Van 2017 tot 2021 zat er niet één zwarte Nederlander in de Tweede Kamer. Dat is nu anders, al is het nog steeds een klein groepje. De ouders van Mariëlle Paul komen uit Pakistan, daar hoorden ze bij een katholieke minderheid. Haar vader, die werktuigbouwkundige was, kwam in de jaren 60 naar Nederland om bij DAF in Eindhoven te werken.

Ze wil, zegt ze, niet nog heel lang voorzitter blijven van de coronacommissie. „Het is beter als iemand van de oppositie dat gaat doen. Toen ik het van Arib overnam, zag ik al tweets langskomen: die Paul van de VVD gaat Mark Rutte in bescherming nemen.”
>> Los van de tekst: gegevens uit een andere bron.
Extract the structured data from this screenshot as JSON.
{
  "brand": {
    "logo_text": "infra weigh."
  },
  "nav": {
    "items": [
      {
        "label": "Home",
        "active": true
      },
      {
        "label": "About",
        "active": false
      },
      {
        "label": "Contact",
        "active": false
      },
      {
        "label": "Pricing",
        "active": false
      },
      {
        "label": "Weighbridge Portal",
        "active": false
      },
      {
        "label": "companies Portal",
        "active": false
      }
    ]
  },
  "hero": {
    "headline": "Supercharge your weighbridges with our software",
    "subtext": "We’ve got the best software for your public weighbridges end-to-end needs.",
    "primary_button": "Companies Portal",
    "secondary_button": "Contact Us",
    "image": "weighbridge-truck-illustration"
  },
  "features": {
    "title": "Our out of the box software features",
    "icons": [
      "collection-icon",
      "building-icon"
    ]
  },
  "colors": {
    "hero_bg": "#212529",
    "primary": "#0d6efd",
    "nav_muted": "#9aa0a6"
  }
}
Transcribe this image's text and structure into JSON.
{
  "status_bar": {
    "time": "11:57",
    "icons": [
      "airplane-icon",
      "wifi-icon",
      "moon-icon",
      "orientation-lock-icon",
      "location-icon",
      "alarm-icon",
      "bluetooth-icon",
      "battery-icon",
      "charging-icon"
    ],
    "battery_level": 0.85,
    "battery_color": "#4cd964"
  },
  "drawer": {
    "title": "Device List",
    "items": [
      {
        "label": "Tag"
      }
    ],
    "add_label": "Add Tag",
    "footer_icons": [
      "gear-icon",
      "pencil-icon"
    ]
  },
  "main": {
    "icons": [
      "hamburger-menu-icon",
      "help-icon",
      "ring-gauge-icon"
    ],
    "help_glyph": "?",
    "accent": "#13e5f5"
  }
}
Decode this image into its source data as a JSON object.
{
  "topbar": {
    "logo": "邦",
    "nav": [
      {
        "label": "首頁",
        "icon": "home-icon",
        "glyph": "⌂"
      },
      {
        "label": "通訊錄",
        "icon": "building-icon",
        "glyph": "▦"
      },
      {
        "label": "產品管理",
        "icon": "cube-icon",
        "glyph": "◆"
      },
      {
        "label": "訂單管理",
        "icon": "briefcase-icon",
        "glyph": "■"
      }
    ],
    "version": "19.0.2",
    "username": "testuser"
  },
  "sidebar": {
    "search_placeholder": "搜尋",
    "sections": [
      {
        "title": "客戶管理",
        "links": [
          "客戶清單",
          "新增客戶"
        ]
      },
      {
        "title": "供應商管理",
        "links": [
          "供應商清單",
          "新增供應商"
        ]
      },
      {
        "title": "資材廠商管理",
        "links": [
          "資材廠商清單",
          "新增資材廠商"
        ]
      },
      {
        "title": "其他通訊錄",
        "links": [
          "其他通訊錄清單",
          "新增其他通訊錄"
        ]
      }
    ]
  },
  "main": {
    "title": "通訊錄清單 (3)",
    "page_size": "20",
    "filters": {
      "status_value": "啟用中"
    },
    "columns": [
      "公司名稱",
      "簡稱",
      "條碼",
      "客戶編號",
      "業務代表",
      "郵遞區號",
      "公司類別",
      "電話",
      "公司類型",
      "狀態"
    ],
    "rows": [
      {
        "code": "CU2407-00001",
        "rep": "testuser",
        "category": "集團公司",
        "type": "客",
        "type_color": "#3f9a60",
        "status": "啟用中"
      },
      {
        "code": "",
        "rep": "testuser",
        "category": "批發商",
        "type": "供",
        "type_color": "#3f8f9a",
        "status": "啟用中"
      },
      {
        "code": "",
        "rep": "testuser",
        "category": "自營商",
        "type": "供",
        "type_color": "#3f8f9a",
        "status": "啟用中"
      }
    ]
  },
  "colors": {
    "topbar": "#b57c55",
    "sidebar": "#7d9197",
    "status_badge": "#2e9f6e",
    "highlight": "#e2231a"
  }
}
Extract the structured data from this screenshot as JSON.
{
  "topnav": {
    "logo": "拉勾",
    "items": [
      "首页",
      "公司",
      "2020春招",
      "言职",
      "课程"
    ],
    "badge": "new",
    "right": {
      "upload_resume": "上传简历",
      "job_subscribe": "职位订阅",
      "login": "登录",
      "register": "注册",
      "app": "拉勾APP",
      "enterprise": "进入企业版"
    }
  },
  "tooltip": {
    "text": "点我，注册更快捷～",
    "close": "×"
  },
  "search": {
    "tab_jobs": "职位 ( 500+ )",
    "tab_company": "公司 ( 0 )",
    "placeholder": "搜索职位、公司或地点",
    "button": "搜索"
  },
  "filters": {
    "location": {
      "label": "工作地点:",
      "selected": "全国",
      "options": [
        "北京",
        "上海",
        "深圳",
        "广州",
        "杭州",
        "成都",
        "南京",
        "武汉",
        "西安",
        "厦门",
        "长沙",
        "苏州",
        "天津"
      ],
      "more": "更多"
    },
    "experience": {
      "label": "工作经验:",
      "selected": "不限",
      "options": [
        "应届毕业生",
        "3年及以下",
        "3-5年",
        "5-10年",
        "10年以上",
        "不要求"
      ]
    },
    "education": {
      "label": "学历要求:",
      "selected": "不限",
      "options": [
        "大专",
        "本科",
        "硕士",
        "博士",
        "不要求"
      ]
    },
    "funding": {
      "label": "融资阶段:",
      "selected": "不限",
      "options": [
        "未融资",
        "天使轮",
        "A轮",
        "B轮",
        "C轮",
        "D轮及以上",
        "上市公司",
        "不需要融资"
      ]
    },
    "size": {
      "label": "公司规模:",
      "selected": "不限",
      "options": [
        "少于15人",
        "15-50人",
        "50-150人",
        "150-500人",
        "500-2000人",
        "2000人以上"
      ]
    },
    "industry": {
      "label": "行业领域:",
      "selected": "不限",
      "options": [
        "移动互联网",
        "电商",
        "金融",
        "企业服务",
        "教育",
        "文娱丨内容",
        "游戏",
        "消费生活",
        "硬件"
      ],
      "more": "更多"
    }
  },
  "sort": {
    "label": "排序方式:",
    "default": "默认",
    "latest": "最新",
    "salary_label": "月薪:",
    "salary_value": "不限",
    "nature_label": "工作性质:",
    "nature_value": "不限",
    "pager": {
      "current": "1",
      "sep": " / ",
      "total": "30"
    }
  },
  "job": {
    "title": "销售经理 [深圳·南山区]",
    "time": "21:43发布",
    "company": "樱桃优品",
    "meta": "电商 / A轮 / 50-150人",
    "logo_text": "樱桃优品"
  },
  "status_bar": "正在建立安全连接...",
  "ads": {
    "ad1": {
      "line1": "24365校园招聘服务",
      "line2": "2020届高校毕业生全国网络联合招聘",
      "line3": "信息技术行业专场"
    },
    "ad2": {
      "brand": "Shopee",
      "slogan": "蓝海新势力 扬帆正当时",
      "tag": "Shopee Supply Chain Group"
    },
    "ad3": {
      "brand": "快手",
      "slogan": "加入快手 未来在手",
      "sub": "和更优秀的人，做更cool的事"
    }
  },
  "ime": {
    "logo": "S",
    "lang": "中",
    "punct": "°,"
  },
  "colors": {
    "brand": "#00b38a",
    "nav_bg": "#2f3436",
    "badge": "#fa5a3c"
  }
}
Naar PvdA’er Arib wordt onderzoek gedaan wegens mogelijk grensoverschrijdend gedrag in de tijd dat ze Tweede Kamervoorzitter was. Daar kwamen klachten over toen ze in het voorjaar voorzitter werd van de coronacommissie.

Wist u van onrust onder ambtenaren, omdat Arib voorzitter werd van die commissie en zij dus weer met haar moesten samenwerken?

„Nee. Ik weet dat alleen uit de media.”

Er kwam een e-mail naar buiten van de griffier van de coronacommissie die werd gezien als steun aan Arib: de ambtenaren, stond erin, werkten ‘professioneel samen’ met de commissie, en ook met Arib.

„Daar heb ik het met deze griffier over gehad en de bedoeling was, zei hij tegen mij, om bij ons het beeld weg te nemen dat er iets tussen de ambtelijke staf en de commissie in zat. Hij wilde ons duidelijk maken: wij doen ons werk graag, samen met jullie.”

Het was niet bedoeld als steun aan Arib?

„Nee, en het laatste waar zo’n ambtenaar op zit te wachten is dat zoiets naar buiten komt. Het werk van de commissie heeft verder niet geleden onder de hele kwestie. Arib kondigde op een zaterdag haar vertrek aan en op zondag ben ik samen met de griffier de vergadering van maandag gaan voorbereiden. Rust in de tent, dat was belangrijk.”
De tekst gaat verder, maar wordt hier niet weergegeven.